Была достигнута предварительная договоренность с ереванским издательством «Наири» об издании стихов Ш.Цвижба отдельным сборником. Одновременно я работал и над «Апацхой» – книгой переводов на армянский язык произведений классиков и современных абхазских поэтов Д. Гулиа, Б. Шинкуба, Т. Чаниа, А. Джонуа, Б. Гургулиа, Г. Аламиа и др., отдельные переводы из которой были уже представлены армянскому читателю.
Но, к сожалению, начавшаяся грузино-абхазская война перечеркнула мои творческие планы. Большая часть переводов вместе с рукописями моего детского сборника «Особое кресло» и книги на русском языке «Мамин костер» были утеряны. Естественно, кое-что мне удалось восстановить по памяти и сохранившимся черновикам. Но это всего лишь небольшая часть моего пятнадцатилетнего кропотливого труда. Для меня это горькая и невосполнимая потеря, если не сказать больше.

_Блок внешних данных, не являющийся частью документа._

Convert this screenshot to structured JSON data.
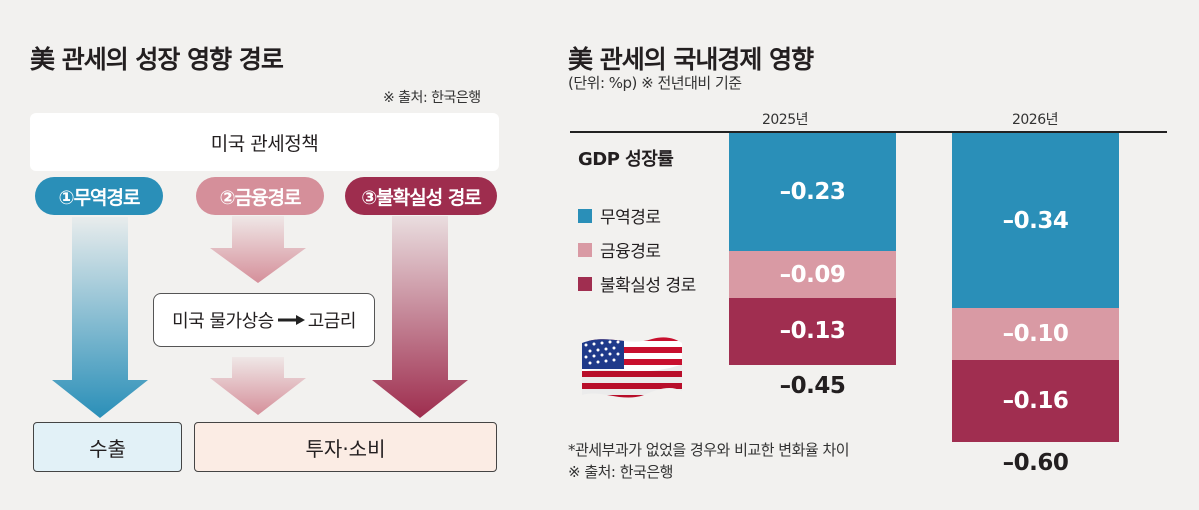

...Сегодня на моем письменном столе лежат «Избранное» Егише Чаренца и поэтические книги Шалвы Цвижба, изданные в Москве: «Персиковая косточка», «Талисман» и посмертная «Стихи и поэмы». Первые две подарены мне автором. И каждый раз, листая эти сборники, я думаю о несостоявшемся творческом содружестве двух великих поэтов, о том, что могли они сделать, но не сумели и тем самым возложили на нас тяжелую и почетную ответственность: сделать достоянием армянского и абхазского народов достижения наших литератур.